/parka

Parser combinator library for Clojure

Primary LanguageClojureApache License 2.0Apache-2.0

Parka - Parser Combinators in Clojure

Parka is a PEG parsing system that aims to make parsing both simple and easy.

It is respectable fast, but if you're looking to parse multi-megabyte files this probably isn't the first place you'll want to look. See Performance below for details.

Usage Guide

Parsing works in two phases: compiling and parsing. You write a parsing expression and compile it once, than run it on many input strings. Expressions are just data structures, but you'll generally use the parka.api functions to help create them.

Note that a grammar is just one type of parsing expression. A grammar is used to give names to some subexpressions, and then parse from a starting subexpression.

An example will go a long way:

(ns my.parser
  (:require
    [parka.api :as p]))

(def rules
  {:number     (p/+ (p/one-of "0123456789"))
   :subexpr    (p/alt ["(" :expr ")"]
                      :number)
   :expr2      [:subexpr (p/* [:mul-op :subexpr])]
   :expr       [:expr2   (p/* [:add-op :expr2])]
   :add-op     (p/alt "+" "-")
   :mul-op     (p/one-of "*/")
   :start      [:expr p/eof]})

(def parser (p/compile (p/grammar rules :start)))

(p/parse parser "myfile.txt" "12+6*9")
  • rules is a map of keyword names to parsing expressions, which forms our grammar.
  • A :number is one of more digit characters.
    • (p/+ q) parses 1 or more repetitions of q, returning a list.
    • So for example :number on "123" would parse as ["1" "2" "3"].
      • See below for a way to improve that output.
  • :subexpr is a parenthesized :expr or a :number.
    • p/alt takes several expressions and tries them in order; the first to match is the value returned. p/alt fails if no alternatives match.
  • Note the special forms: vectors, strings and keywords. See below on Special Forms for details.
  • :expr2 is a :subexpr followed by 0 or more [:mul-op :subexpr] pairs.
    • Eg. "3*4/2" parses as an :expr2 with [["3"] [["*" ["4"]] ["/" ["2"]]]].
  • :expr is like :expr2, for :add-ops.
  • :add-op use p/alt and :mul-op p/one-of, but the result is the same: matching one character operators.

Note that there's no code generation, macros, or other magic here - the combinators are simply functions that return data structures.

Special Forms

Several of the parsing functions are very commonly used, so a shorthand can be used instead, to make parsers easier to read and write.

  • [p1 p2 p3] is a sequence, which must all match in order.
    • The returned value is a vector of all the inner values.
  • :some-keyword looks up that key in the grammar.
  • "literal string" matches exactly that string, and returns that string.
  • \c matches exactly a single character, returning the string "c".
  • #{\s \f \d} matches one character in the set.
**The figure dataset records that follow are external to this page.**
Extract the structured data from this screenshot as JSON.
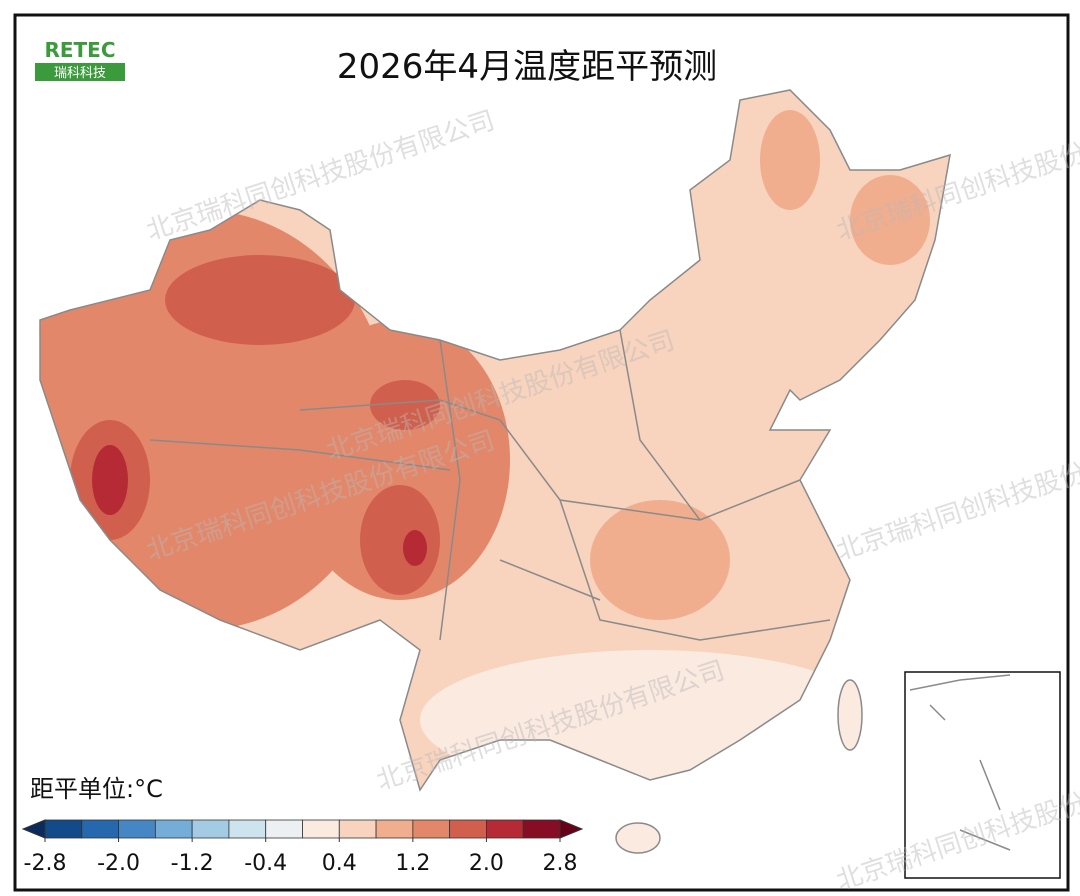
{
  "title": "2026年4月温度距平预测",
  "logo": {
    "name": "RETEC",
    "subtitle": "瑞科科技"
  },
  "watermark": "北京瑞科同创科技股份有限公司",
  "legend": {
    "unit_label": "距平单位:°C",
    "lim": [
      -2.8,
      2.8
    ],
    "ticks": [
      -2.8,
      {
        "value": -2.0,
        "label": "-2.0"
      },
      -1.2,
      -0.4,
      0.4,
      1.2,
      {
        "value": 2.0,
        "label": "2.0"
      },
      2.8
    ],
    "colors": [
      "#124a8a",
      "#2668ad",
      "#4587c4",
      "#74aed8",
      "#a3cce4",
      "#cde3ee",
      "#ecf0f2",
      "#fbeae0",
      "#f8d3bd",
      "#f0ae8f",
      "#e3876a",
      "#d0604d",
      "#b52a35",
      "#860d24"
    ],
    "extend_colors": [
      "#0a2b5c",
      "#690019"
    ]
  }
}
Returns the string.

Whitespace

There's no special handling for whitespace - parse it and ignore it. Using p/pick is handy here - there's often only one real value surrounded by punctuation and whitespace. We might make the above :subexpr more flexible with:

:ws      (p/* (p/one-of " \t\r\n"))
:subexpr (p/pick [2] ["(" :ws :expr :ws ")"])
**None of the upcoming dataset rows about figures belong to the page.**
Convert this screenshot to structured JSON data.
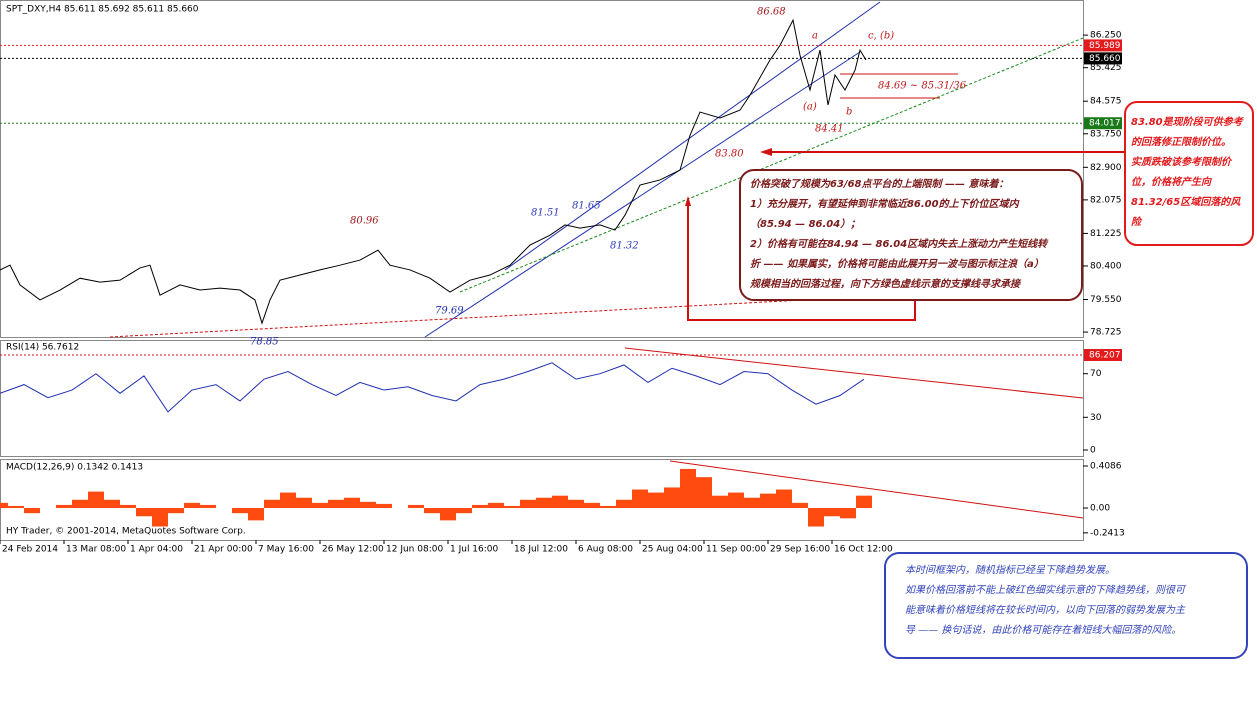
{
  "chart_data": [
    {
      "type": "line",
      "title": "SPT_DXY,H4  85.611 85.692 85.611 85.660",
      "color": "#000000",
      "xlim": [
        0,
        1083
      ],
      "ylim": [
        78.6,
        87.14
      ],
      "xticks": [
        {
          "value": 0,
          "label": "24 Feb 2014"
        },
        {
          "value": 64,
          "label": "13 Mar 08:00"
        },
        {
          "value": 128,
          "label": "1 Apr 04:00"
        },
        {
          "value": 192,
          "label": "21 Apr 00:00"
        },
        {
          "value": 256,
          "label": "7 May 16:00"
        },
        {
          "value": 320,
          "label": "26 May 12:00"
        },
        {
          "value": 384,
          "label": "12 Jun 08:00"
        },
        {
          "value": 448,
          "label": "1 Jul 16:00"
        },
        {
          "value": 512,
          "label": "18 Jul 12:00"
        },
        {
          "value": 576,
          "label": "6 Aug 08:00"
        },
        {
          "value": 640,
          "label": "25 Aug 04:00"
        },
        {
          "value": 704,
          "label": "11 Sep 00:00"
        },
        {
          "value": 768,
          "label": "29 Sep 16:00"
        },
        {
          "value": 832,
          "label": "16 Oct 12:00"
        }
      ],
      "yticks": [
        {
          "value": 86.25,
          "label": "86.250"
        },
        {
          "value": 85.425,
          "label": "85.425"
        },
        {
          "value": 84.575,
          "label": "84.575"
        },
        {
          "value": 83.75,
          "label": "83.750"
        },
        {
          "value": 82.9,
          "label": "82.900"
        },
        {
          "value": 82.075,
          "label": "82.075"
        },
        {
          "value": 81.225,
          "label": "81.225"
        },
        {
          "value": 80.4,
          "label": "80.400"
        },
        {
          "value": 79.55,
          "label": "79.550"
        },
        {
          "value": 78.725,
          "label": "78.725"
        }
      ],
      "x": [
        0,
        10,
        20,
        40,
        60,
        80,
        100,
        120,
        140,
        150,
        160,
        180,
        200,
        220,
        240,
        255,
        262,
        270,
        280,
        300,
        320,
        340,
        360,
        378,
        390,
        410,
        430,
        450,
        470,
        490,
        510,
        530,
        550,
        565,
        580,
        600,
        615,
        625,
        640,
        660,
        680,
        690,
        700,
        720,
        740,
        750,
        770,
        780,
        793,
        800,
        810,
        820,
        828,
        835,
        845,
        855,
        860,
        866
      ],
      "values": [
        80.3,
        80.42,
        79.92,
        79.54,
        79.79,
        80.09,
        79.99,
        80.04,
        80.35,
        80.42,
        79.66,
        79.92,
        79.79,
        79.84,
        79.79,
        79.54,
        78.95,
        79.54,
        80.04,
        80.17,
        80.3,
        80.42,
        80.55,
        80.8,
        80.42,
        80.3,
        80.09,
        79.74,
        80.04,
        80.17,
        80.42,
        80.93,
        81.18,
        81.44,
        81.36,
        81.44,
        81.31,
        81.69,
        82.45,
        82.58,
        82.83,
        83.71,
        84.3,
        84.15,
        84.35,
        84.73,
        85.62,
        85.99,
        86.63,
        85.74,
        84.86,
        85.87,
        84.48,
        85.24,
        84.86,
        85.36,
        85.87,
        85.62
      ],
      "price_tags": [
        {
          "value": 85.989,
          "label": "85.989",
          "color": "#e31a1c"
        },
        {
          "value": 85.66,
          "label": "85.660",
          "color": "#000000"
        },
        {
          "value": 84.017,
          "label": "84.017",
          "color": "#1a7a1a"
        }
      ],
      "annotations": [
        "86.68",
        "a",
        "c, (b)",
        "(a)",
        "b",
        "84.41",
        "84.69 ~ 85.31/36",
        "83.80",
        "81.65",
        "81.51",
        "81.32",
        "80.96",
        "79.69",
        "78.85"
      ],
      "note_main": [
        "价格突破了规模为63/68点平台的上端限制 —— 意味着：",
        "1）充分展开，有望延伸到非常临近86.00的上下价位区域内",
        "（85.94 — 86.04）；",
        "2）价格有可能在84.94 — 86.04区域内失去上涨动力产生短线转",
        "折 —— 如果属实，价格将可能由此展开另一波与图示标注浪（a）",
        "规模相当的回落过程，向下方绿色虚线示意的支撑线寻求承接"
      ],
      "note_right": [
        "83.80是现阶段可供参考",
        "的回落修正限制价位。",
        "实质跌破该参考限制价",
        "位，价格将产生向",
        "81.32/65区域回落的风",
        "险"
      ],
      "note_bottom": [
        "本时间框架内，随机指标已经呈下降趋势发展。",
        "如果价格回落前不能上破红色细实线示意的下降趋势线，则很可",
        "能意味着价格短线将在较长时间内，以向下回落的弱势发展为主",
        "导 —— 换句话说，由此价格可能存在着短线大幅回落的风险。"
      ]
    },
    {
      "type": "line",
      "title": "RSI(14) 56.7612",
      "color": "#1f2fb0",
      "ylim": [
        0,
        100
      ],
      "yticks": [
        70,
        30,
        0
      ],
      "price_tag": "86.207",
      "x": [
        0,
        24,
        48,
        72,
        96,
        120,
        144,
        168,
        192,
        216,
        240,
        264,
        288,
        312,
        336,
        360,
        384,
        408,
        432,
        456,
        480,
        504,
        528,
        552,
        576,
        600,
        624,
        648,
        672,
        696,
        720,
        744,
        768,
        792,
        816,
        840,
        864
      ],
      "values": [
        52,
        60,
        48,
        55,
        70,
        52,
        68,
        35,
        55,
        60,
        45,
        65,
        72,
        60,
        50,
        62,
        55,
        58,
        50,
        45,
        60,
        65,
        72,
        80,
        65,
        70,
        78,
        62,
        75,
        68,
        60,
        72,
        70,
        55,
        42,
        50,
        65
      ]
    },
    {
      "type": "bar",
      "title": "MACD(12,26,9) 0.1342 0.1413",
      "copyright": "HY Trader, © 2001-2014, MetaQuotes Software Corp.",
      "color": "#ff4a10",
      "ylim": [
        -0.311,
        0.467
      ],
      "yticks": [
        {
          "value": 0.4086,
          "label": "0.4086"
        },
        {
          "value": 0,
          "label": "0.00"
        },
        {
          "value": -0.2413,
          "label": "-0.2413"
        }
      ],
      "x": [
        0,
        16,
        32,
        48,
        64,
        80,
        96,
        112,
        128,
        144,
        160,
        176,
        192,
        208,
        224,
        240,
        256,
        272,
        288,
        304,
        320,
        336,
        352,
        368,
        384,
        400,
        416,
        432,
        448,
        464,
        480,
        496,
        512,
        528,
        544,
        560,
        576,
        592,
        608,
        624,
        640,
        656,
        672,
        688,
        704,
        720,
        736,
        752,
        768,
        784,
        800,
        816,
        832,
        848,
        864
      ],
      "values": [
        0.05,
        0.02,
        -0.05,
        0.0,
        0.03,
        0.08,
        0.16,
        0.08,
        0.03,
        -0.08,
        -0.18,
        -0.05,
        0.05,
        0.03,
        0.0,
        -0.05,
        -0.12,
        0.08,
        0.15,
        0.1,
        0.05,
        0.08,
        0.1,
        0.06,
        0.04,
        0.0,
        0.03,
        -0.05,
        -0.12,
        -0.05,
        0.03,
        0.05,
        0.02,
        0.08,
        0.1,
        0.12,
        0.08,
        0.05,
        0.02,
        0.08,
        0.18,
        0.15,
        0.2,
        0.38,
        0.3,
        0.12,
        0.15,
        0.1,
        0.14,
        0.18,
        0.05,
        -0.18,
        -0.08,
        -0.1,
        0.12
      ]
    }
  ]
}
which parses the parens and optional whitespace, but returns just the inner :expr.

Actions

Very often, the raw values as returned by the parser are not the values we want in our AST. For example, we want numeric literals as numbers, not as strings, and we want to drop empty characters like whitespace.
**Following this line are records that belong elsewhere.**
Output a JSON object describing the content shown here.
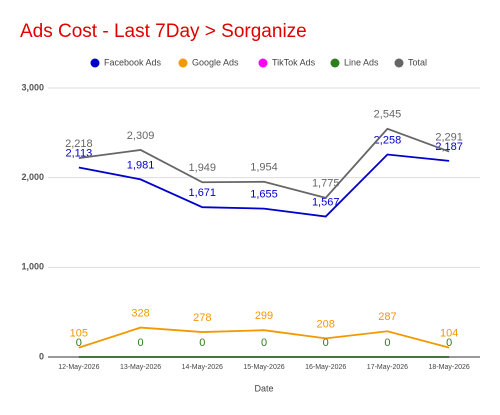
{
  "chart_data": {
    "type": "line",
    "title": "Ads Cost - Last 7Day > Sorganize",
    "x_label": "Date",
    "categories": [
      "12-May-2026",
      "13-May-2026",
      "14-May-2026",
      "15-May-2026",
      "16-May-2026",
      "17-May-2026",
      "18-May-2026"
    ],
    "series": [
      {
        "name": "Facebook Ads",
        "color": "#0000cc",
        "show_labels": true,
        "values": [
          2113,
          1981,
          1671,
          1655,
          1567,
          2258,
          2187
        ],
        "value_labels": [
          "2,113",
          "1,981",
          "1,671",
          "1,655",
          "1,567",
          "2,258",
          "2,187"
        ]
      },
      {
        "name": "Google Ads",
        "color": "#f29900",
        "show_labels": true,
        "values": [
          105,
          328,
          278,
          299,
          208,
          287,
          104
        ]
      },
      {
        "name": "TikTok Ads",
        "color": "#ff00ff",
        "show_labels": false,
        "values": [
          0,
          0,
          0,
          0,
          0,
          0,
          0
        ]
      },
      {
        "name": "Line Ads",
        "color": "#2e7d1e",
        "show_labels": true,
        "values": [
          0,
          0,
          0,
          0,
          0,
          0,
          0
        ]
      },
      {
        "name": "Total",
        "color": "#666666",
        "show_labels": true,
        "values": [
          2218,
          2309,
          1949,
          1954,
          1775,
          2545,
          2291
        ],
        "value_labels": [
          "2,218",
          "2,309",
          "1,949",
          "1,954",
          "1,775",
          "2,545",
          "2,291"
        ]
      }
    ],
    "ylim": [
      0,
      3000
    ],
    "yticks": [
      0,
      {
        "value": 1000,
        "label": "1,000"
      },
      {
        "value": 2000,
        "label": "2,000"
      },
      {
        "value": 3000,
        "label": "3,000"
      }
    ],
    "grid": true,
    "legend": "top"
  }
}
This is achieved in a composable way by wrapping an inner parser with p/action. This runs the inner parser, then feeds its results through a function you provide, which becomes the value of the p/action.

So we might refine the :number literal parser above to be:

:number (p/action
          (p/+ (p/one-of "0123456789"))
          (fn [chars]
            (Integer/parseInt (apply str chars))))

The second argument gives some information about the parsing context, such as the location in the file for error messages. See the docs for p/action for details.

Also p/pick and p/str are useful shorthands for certain kinds of actions: (p/pick path expr) is equivalent to (p/action expr #(get-in % path)). p/str concatenates a list of strings into one string.

Example: JSON Parser

There's a complete JSON parser in json_test.clj that should serve as a nice example.

Performance

As noted above, Parka is not aiming for speed on large files.

For reference, it parses the 8MB JSON.parse test file from V8 in 125s on my dev machine. For comparison, V8's JavaScript parser on the same machine takes 18-20s and JSON.parse takes 12-13s, so Parka is roughly 10x slower.

In practice, it's adequate for parsing programs and configuration files, but not for bulky log files or outputs.